Erlanger recently eliminated six executive positions and now intends to reduce its mid-level managers by 25-30 positions according to the health system’s labor management plan. News reports estimate the health system is $12.5 million in the red so far this budget year.
Officials point to Hutcheson’s rise in uncompensated care as a primary reason for decreased revenues.
“We must find some way to reduce our expenses as reimbursements decrease,” Forgey said. “We will be looking at all our expenses, while we also have to grow our volumes. It is not possible or practical to cut your way to success but as much as is possible, costs must be cut.”
Erlanger recently released an internal memo to its employees outlining the second phase of its labor management plan.
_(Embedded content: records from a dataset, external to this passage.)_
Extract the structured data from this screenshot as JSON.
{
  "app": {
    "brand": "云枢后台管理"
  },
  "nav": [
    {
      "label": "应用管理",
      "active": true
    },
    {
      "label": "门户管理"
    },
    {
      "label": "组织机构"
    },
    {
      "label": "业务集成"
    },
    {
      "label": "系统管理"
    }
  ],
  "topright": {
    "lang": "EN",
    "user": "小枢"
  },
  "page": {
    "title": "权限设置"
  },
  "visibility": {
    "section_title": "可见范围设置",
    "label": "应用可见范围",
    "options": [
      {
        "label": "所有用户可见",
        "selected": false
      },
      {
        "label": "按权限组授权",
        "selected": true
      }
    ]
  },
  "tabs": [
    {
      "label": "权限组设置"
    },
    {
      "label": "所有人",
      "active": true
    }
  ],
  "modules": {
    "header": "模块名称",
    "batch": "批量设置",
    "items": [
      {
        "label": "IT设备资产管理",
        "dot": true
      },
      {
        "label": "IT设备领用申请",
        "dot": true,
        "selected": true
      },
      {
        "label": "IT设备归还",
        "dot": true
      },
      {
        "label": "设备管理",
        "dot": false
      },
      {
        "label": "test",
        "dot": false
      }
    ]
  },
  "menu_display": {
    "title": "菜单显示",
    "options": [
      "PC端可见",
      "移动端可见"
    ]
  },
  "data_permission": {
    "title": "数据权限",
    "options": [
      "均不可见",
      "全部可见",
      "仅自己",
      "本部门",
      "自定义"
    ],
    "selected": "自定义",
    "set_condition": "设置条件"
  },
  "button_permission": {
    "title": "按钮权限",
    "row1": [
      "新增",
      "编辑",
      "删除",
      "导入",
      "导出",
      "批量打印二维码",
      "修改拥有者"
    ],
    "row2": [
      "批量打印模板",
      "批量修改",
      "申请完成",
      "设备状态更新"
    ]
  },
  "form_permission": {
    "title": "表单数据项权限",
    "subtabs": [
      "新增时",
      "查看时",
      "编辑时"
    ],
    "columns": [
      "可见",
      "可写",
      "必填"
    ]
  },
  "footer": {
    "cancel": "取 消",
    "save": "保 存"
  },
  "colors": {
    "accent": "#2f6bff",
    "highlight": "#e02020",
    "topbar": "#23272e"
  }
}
The Catoosa County News received a copy of the memo via email Monday afternoon, Feb. 20. It states Erlanger began cutting middle management on Jan. 27.
“These reductions were made throughout the organization, in both clinical and non-clinical areas, and not concentrated in any specific area,” the memo reads. “Great care was taken during the management realignment to ensure that patient care would not be impacted. The goal was to create a more effective management team, with key decision makers closer to the point of service.”
The memo also states a voluntary buyout program at the staff level will be implemented “in selected departments” and should be completed by March 31.
“It is imperative that we get our financial house in order before the last quarter of this fiscal year, which begins on April 1,” the memo reads.
The health system intends to save a reported $1.6 million annually through layoffs, voluntary buy-outs and furloughs.
Erlanger president and CEO Charlesetta Woodard-Thompson previously stated, “Labor represents in excess of 50 percent of our costs at Erlanger.”
The Fort Oglethorpe hospital entered a management agreement with Erlanger on May 26, 2011. As part of the agreement, Erlanger extended a $20 million credit line to Hutcheson. News reports indicate Hutcheson has so far received $7.2 million of the loan.
Despite financial challenges, Hutcheson officials have said they expect the Fort Oglethorpe hospital to start recovering its financial footing in late September.